Department of Clinical Oncology, Royal Marsden NHS Foundation Trust, London, UK.
Clin Oncol (R Coll Radiol). 2013 Jan;25(1):66-73. doi: 10.1016/j.clon.2012.06.007. Epub 2012 Jul 12.
To compare the accuracy of fractionated cranial radiotherapy in a standard three-point thermoplastic shell using daily online correction with accuracy in a Gill-Thomas-Cosman relocatable stereotactic frame.
All patients undergoing fractionated radiotherapy for benign intracranial tumours between March 2009 and August 2010 were included. Patients were immobilised in the frame with those unable to tolerate it immobilised in the shell. The ExacTrac imaging system was used for verification/correction. Daily online imaging before and after correction was carried out for shell patients and systematic and random population set-up errors calculated. These were compared with frame patients who underwent standard departmental imaging/correction with fractions 1-3 and weekly thereafter. Set-up margins were calculated from population errors.

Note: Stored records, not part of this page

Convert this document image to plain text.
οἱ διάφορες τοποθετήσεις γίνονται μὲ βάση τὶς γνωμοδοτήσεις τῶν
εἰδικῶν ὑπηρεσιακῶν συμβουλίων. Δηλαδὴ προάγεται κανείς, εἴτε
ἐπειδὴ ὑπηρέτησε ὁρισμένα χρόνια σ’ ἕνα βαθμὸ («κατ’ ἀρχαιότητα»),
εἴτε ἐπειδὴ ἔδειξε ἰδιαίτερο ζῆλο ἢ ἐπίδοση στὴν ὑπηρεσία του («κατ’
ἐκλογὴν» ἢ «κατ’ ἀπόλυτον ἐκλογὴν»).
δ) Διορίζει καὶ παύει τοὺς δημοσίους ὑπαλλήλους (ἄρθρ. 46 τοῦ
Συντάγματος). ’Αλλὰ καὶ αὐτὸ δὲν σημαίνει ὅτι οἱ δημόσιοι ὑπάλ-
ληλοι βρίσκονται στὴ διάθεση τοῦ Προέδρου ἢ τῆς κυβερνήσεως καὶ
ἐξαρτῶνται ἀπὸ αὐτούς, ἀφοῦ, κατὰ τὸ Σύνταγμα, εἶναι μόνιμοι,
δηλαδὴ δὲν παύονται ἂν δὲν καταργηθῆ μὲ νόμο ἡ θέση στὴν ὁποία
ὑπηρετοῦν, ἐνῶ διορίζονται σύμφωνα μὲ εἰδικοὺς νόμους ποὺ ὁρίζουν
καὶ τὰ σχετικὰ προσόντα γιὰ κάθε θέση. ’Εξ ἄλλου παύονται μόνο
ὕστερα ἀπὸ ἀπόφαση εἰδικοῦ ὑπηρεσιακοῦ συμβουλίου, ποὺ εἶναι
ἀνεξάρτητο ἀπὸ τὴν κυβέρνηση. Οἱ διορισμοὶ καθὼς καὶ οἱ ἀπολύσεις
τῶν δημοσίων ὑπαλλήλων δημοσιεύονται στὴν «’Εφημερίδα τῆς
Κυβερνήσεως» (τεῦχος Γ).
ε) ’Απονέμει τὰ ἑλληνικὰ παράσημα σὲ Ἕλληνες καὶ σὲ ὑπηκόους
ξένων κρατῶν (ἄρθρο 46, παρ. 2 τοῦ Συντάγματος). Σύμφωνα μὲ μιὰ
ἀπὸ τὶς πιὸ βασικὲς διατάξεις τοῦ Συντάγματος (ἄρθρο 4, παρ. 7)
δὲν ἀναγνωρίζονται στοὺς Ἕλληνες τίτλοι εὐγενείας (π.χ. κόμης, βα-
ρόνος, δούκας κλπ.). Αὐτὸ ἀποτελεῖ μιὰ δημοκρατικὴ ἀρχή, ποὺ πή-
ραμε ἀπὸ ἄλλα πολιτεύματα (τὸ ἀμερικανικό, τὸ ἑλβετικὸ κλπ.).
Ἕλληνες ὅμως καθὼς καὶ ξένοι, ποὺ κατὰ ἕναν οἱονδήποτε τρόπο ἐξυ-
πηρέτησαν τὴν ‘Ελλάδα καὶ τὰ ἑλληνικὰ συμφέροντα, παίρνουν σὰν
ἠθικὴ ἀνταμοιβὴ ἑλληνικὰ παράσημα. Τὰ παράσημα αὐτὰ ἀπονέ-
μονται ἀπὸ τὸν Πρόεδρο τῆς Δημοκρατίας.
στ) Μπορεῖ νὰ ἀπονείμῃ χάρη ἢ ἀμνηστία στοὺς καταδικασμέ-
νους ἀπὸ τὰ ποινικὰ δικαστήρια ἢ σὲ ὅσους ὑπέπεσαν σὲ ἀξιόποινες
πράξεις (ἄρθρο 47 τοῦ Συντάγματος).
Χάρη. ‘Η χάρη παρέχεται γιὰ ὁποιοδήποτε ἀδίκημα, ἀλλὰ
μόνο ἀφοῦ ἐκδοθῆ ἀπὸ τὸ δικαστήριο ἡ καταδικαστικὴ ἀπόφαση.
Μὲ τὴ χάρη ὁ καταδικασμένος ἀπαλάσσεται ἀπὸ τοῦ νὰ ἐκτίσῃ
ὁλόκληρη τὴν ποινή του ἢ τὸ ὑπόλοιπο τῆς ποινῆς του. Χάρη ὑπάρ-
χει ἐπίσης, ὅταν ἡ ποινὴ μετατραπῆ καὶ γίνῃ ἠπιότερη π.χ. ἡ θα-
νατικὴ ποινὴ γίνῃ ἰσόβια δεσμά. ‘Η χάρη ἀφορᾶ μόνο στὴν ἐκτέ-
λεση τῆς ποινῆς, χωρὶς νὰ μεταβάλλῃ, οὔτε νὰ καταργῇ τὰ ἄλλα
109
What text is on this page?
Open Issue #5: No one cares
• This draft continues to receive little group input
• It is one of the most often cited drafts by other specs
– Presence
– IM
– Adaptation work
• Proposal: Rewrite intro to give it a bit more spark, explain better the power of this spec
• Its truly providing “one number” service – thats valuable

Systematic and random errors were 0.3-0.7 mm/° before correction and 0.1-0.2 mm/° after correction in all axes in the frame, and 0.6-1.5 mm/° before correction and 0.1-0.4 mm/° after correction in the shell. Isotropic margins required for patient set-up could be reduced from 2 mm to <1 mm in the frame and from 5 mm to <1 mm in the shell.
Similar set-up accuracy can be achieved in the standard thermoplastic shell as in a relocatable frame despite less precise immobilisation. The use of daily online correction precludes the need for larger set-up margins.
比较使用每日在线校正的标准三点热塑性壳中分次颅放疗的准确性与可移动 Gill-Thomas-Cosman 立体定向框架的准确性。
所有在 2009 年 3 月至 2010 年 8 月期间接受分次放疗治疗良性颅内肿瘤的患者均纳入研究。无法耐受框架固定的患者使用热塑性壳固定。使用 ExacTrac 成像系统进行验证/校正。对壳患者进行每日在线成像前和校正后,并计算系统和随机人群摆位误差。将这些与框架患者进行比较,框架患者在第 1-3 次分期间进行标准部门成像/校正,此后每周进行一次。从人群误差计算摆位边缘。
在框架中,所有轴的校正前和校正后的系统和随机误差分别为 0.3-0.7mm/°和 0.1-0.2mm/°,而在壳中分别为 0.6-1.5mm/°和 0.1-0.4mm/°。患者摆位所需的各向同性边缘可以从框架中的 2mm 减少到<1mm,从壳中的 5mm 减少到<1mm。
尽管固定不太精确,但在标准热塑性壳中可以实现与可移动框架相似的摆位准确性。使用每日在线校正可以避免需要更大的摆位边缘。